Im Sommer 2014 feiert die Kunsthalle Münster ihr zehnjähriges Jubiläum im Speicher II. Im fünften Stock des sanierten Kornspeichers im städtischen Industriehafen gelegen hat sich die Kunsthalle in dem vergangenen Jahrzehnt zu einem Ausstellungsort mit überregionaler Ausstrahlung entwickelt. Drei bis viermal im Jahr erhalten internationale Künstler die Gelegenheit, den 800 qm großen Ausstellungsraum für ihre ortsbezogenen Visionen umzubauen und zu verwandeln. Die den Raum zergliedernden Stahlstützen sind dabei immer wieder Herausforderung – und Anlass zu gedanklicher Unruhe. Maik und Dirk Löbbert sind eingeladen, eine neue Installation für die Kunsthalle Münster zu realisieren. Das ortsbezogene Projekt wird die Ausstellungsräume auf ihre Qualität als Erinnerungsort und auf ihr Potential als Reflexions- und Produktionsort befragen.

Maik und Dirk Löbbert haben in den vergangenen 20 Jahren ein Œuvre geschaffen, das die besonderen Bedingungen spezifischer Orte und ihre codierten Bestimmungen zum Gegenstand künstlerischer Wahrnehmung macht. Ihre minimalistischen, manchmal spielerischen Setzungen bleiben dabei immer auch den Grundtechniken von Skulptur und Plastik verpflichtet – indem sie weglassen und/oder hinzufügen. Als Professoren der Kunstakademie Münster sind die Löbberts der kulturellen Entwicklung vor Ort eng verbunden. In gewisser Weise sind sie auch Zeitzeugen der Entwicklung der Kunsthalle und ihrer Vorgängerin: Hatten sie doch bereits 1996 im Rahmen der Ausstellung „Transfer – Aktuelle Kunst aus Italien und NRW“ in der „Ausstellungshalle am Hawerkamp“ ein ortsbezogenes Projekt realisiert.

Für das Projekt in der ehemaligen Hawerkamphalle (bis 2003 Städtische Ausstellungshalle am Hawerkamp, Vorgängerin der AZKM, heute Kunsthalle Münster) hatten Maik und Dirk Löbbert die vormalige Nutzung des Gebäudes als Gemüselager zum Ausgangspunkt ihrer Überlegungen genommen. Von Interesse war für sie das im Gebäude eingeschriebene Spannungsverhältnis zwischen dem gleichermaßen einfachen wie schnellen Warenaustauschs in Verbindung mit der geschützten Aufbewahrung des Handelsguts.

Freunde der Kunst

Für die Situation zwischen Stillstand und Bewegung sowie deren Funktionalität fand das Künstler-Duo in dem riesigen Rolltor der Halle ein Sinnbild.
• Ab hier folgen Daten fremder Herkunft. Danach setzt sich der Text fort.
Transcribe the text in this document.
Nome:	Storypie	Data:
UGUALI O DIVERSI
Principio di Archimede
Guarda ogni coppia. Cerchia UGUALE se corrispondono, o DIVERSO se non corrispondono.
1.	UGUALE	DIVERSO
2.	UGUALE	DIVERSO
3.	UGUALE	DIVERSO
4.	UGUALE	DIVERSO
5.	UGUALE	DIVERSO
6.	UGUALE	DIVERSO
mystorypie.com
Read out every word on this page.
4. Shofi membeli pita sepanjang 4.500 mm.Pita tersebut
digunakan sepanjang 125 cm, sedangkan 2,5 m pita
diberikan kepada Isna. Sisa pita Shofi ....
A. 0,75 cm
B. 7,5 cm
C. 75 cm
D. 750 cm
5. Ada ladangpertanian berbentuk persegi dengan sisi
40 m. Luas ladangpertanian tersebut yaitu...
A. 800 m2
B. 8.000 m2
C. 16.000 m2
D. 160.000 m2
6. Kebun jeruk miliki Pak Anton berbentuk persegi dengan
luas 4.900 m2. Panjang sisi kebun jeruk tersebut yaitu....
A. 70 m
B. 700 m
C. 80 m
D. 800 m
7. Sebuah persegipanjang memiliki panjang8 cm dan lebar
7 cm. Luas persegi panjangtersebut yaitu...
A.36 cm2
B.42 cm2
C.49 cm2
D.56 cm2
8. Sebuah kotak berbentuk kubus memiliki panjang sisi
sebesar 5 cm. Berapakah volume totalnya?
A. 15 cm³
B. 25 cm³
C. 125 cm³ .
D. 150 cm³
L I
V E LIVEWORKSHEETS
In schwarzer Dispersionsfarbe malten sie dort zwei einfache geometrische Formen auf: ein Quadrat direkt am Rand des Tors und davon leicht versetzt, ein Rechteck auf dem Tor selbst. Bei geschlossenem Tor sah man zwei von einander getrennte, unterschiedliche  geometrische Umrisse;  wurde das Tor einen Spaltweit geöffnet, vereinten sich die Formen zu einem großen Rechteck. Die Inszenierung wurde zu einer Metapher für Situationen von Unvereinbarkeit. In diesem Themenspektrum wird das neue Ausstellungsprojekt von Maik und Dirk Löbbert im Jubiläumsjahr die Räume der Kunsthalle auf beides befragen: auf ihre Qualität als Erinnerungsort und auf ihr Potential als Reflexionsort.

Biografisches: Maik (*1958 in Gelsenkirchen) und Dirk (*1960 in Wattenscheid) Löbbert. Studium der Fotografie (Maik) und Bildhauerei (Maik+Dirk) in Kassel, Düsseldorf, Köln. Lehraufträge und Gastprofessuren in Leipzig, München und Münster. Seit 2001 gemeinsame Professur für Bildhauerei und Kunst im öffentlichen Raum an der Kunstakademie Münster; seit 2005 Rektorat (Maik Löbbert). Maik und Dirk Löbbert leben und arbeiten in Köln und Münster.